Not really a good situation to be in, because I rather enjoy writing, as it helps me relieve stress. I've tried using simple free tools to translate, but short of hiring a translator, or simply translating and posting again, I don't really have a solution. Anyone have an idea?

Maybe a separate blog?

In any event, life sure has been crazy! Things have finally calmed down, which means I have time to spare, meaning...

  • I've started running again! Oh how I've missed that.
  • Chris and I made shrimp tacos yesterday. So good!
  • I'm finally getting a grip on my classes, and things make sense. Linear algebra has been a beast. Yesterday I finally understood linear maps, which led me to make this comparison in my head:
(As a side note, yes, Emma Watson is pretty. No, she's not my celebrity crush. That's Taylor Swift.)
(As another side note, a special thanks to wikipedia.org, http://harrypotter.wikia.com/, and http://www.fanpop.com/ for the images above)
  • ...and I finally have my sense of humor back, as you can tell.
That's really it for now!

Thursday, January 26, 2012

A Lot to Catch Up On, Part 1: Android Apps and Music Production

So I'll be the first to admit I've been incredibly lazy in writing. I have a lot of ideas to write about, and frankly, I don't have them all organized super well.

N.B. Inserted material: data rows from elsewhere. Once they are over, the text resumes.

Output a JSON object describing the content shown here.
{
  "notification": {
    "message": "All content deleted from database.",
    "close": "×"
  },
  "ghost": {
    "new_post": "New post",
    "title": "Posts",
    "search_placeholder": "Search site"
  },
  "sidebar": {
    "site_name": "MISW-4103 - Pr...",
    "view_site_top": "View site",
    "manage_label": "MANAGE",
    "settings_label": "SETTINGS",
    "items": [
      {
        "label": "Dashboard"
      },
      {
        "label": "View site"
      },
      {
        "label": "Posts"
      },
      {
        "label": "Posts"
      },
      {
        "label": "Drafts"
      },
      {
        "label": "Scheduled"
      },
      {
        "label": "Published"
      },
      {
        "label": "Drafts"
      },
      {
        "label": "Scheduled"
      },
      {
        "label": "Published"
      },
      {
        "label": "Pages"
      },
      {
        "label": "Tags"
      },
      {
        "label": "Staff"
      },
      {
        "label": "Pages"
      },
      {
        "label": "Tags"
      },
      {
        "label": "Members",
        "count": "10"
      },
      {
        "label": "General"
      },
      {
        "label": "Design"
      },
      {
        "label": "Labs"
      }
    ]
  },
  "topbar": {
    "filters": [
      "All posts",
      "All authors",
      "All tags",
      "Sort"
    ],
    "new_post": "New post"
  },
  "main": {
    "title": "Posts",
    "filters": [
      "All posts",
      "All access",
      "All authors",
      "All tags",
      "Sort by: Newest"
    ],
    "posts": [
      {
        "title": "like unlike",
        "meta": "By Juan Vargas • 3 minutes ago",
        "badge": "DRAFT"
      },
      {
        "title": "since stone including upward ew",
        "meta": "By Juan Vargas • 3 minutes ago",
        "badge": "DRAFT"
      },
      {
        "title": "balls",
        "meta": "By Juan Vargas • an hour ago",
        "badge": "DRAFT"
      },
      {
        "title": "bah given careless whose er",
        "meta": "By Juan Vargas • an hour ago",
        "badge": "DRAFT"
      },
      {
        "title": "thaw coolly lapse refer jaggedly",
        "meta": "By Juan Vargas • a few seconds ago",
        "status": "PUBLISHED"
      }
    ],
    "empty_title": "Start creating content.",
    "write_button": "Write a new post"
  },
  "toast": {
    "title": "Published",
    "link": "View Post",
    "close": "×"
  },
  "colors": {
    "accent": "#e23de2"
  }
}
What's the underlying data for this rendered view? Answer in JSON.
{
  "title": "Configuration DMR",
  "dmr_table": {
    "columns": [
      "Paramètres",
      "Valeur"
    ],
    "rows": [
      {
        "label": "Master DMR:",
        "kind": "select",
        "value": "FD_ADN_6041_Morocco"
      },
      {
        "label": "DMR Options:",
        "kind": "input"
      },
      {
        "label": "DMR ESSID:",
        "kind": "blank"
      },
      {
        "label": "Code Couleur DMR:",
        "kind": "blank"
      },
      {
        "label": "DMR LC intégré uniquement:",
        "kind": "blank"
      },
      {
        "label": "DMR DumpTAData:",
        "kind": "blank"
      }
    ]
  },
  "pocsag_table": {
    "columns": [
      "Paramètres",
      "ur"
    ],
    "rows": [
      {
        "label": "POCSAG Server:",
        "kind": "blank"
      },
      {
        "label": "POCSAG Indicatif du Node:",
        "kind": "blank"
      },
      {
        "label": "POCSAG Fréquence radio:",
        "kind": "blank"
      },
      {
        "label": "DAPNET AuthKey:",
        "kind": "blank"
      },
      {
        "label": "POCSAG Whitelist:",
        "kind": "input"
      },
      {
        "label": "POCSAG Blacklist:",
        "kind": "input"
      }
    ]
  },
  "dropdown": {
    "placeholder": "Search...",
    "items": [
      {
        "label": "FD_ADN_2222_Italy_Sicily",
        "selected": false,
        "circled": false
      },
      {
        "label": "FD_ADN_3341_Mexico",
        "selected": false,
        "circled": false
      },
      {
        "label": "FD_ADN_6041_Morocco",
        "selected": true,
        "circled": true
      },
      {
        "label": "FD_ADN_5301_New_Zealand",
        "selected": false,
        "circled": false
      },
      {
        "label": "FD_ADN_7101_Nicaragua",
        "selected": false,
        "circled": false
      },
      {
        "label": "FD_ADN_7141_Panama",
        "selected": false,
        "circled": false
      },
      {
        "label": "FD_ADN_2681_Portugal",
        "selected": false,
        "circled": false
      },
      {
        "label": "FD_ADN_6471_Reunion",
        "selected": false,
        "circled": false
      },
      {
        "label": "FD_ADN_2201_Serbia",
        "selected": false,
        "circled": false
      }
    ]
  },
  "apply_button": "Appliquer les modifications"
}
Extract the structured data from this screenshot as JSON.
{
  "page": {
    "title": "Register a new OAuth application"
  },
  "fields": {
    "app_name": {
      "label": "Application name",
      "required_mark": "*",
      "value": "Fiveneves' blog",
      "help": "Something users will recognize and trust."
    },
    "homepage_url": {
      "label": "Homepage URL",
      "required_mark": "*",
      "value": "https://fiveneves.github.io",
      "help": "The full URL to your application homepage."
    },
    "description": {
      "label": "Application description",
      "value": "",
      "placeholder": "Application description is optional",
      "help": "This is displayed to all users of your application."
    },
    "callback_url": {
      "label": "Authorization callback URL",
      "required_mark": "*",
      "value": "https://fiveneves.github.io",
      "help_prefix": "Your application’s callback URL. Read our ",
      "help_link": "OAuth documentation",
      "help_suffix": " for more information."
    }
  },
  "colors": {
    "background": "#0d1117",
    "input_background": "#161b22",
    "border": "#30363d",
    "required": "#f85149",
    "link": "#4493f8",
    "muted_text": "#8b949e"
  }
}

First and foremost, I'd like to give a review of some totally awesome Android apps I've found in the market. I'm big on productivity and such, so you can bet how incredibly thrilled I was to discover when I got home that my phone was literally my new best friend, not because I would be talking to lots of people (I used to be really phone-phobic, but not so much after two years of calling people and talking to them in another language!), but because it would help me keep track of everything I wanted to!

Since I haven't talked about music in forever and a day, I'm going to spend some time to introduce you to my favorite music apps in the market. There is an AWESOME potential here that is definitely untapped as of yet.

  • http://chordbot.com/ is the developer of the chordbot app. This thing is super handy, even in the free version! It basically is an automatic accompaniment that you can set to perform various chord progressions (and it's got lots of options, mind you), and then pick a comping style to play them in, and then hear how they sound! This is great for songwriting, especially if you're on the go and don't have an instrument with you.
  • FingerPlayMIDI is another great app that can be found at <http://thesundancekid.net/blog/fingerplay-midi/>. This thing literally lets you turn your phone into a MIDI controller for use with various audio production workstations (DAWs) like ProTools, Ableton, Reaper, and a whole slew of others. I haven't gotten much into using it, but the capability is there, and frankly, I'm excited to get it working well.
  • A similar app is called TouchDAW, can be found at  http://www.humatic.de/htools/touchdaw/. I know, I know, I'm throwing in tons of links and info, but this stuff is really cool! Honestly, who ever dreamed of the capabilities a phone would have ten years ago? I was stuck fascinated with my totally hardcore Gameboy Color and Pokemon. TouchDAW is similar to FingerPlay, but has a much more developed interface - which unfortunately, to get the best of it, you do have to pay. But it's definitely worth it. In fact, it's made me want to save up to get a tablet...just to use it as a dedicated MIDI controller and mixing board for my computer.
  • Also available is Wireless Mixer, which is exactly what it says it is: a handy app that lets you work on mixing projects wirelessly (apparently that isn't a word...yet).
  • Heck, there's even a free four track recorder you can download. You can literally write your music wherever you are! I haven't got the pro version yet, but to be completely honest, the free version is all I've needed so far.
So there you have it: the results of my personal crusade for the best apps in the Android market for music production. Granted there are some bugs to work out in a few of them, and maybe advertisements and cripples in the software can be a pain, but stop and think about what this all implies: this is literally a revolution in the music production industry. Especially more so since the Android market is open for anyone to use, and most of the programming is done in Java, one of the easiest languages to learn.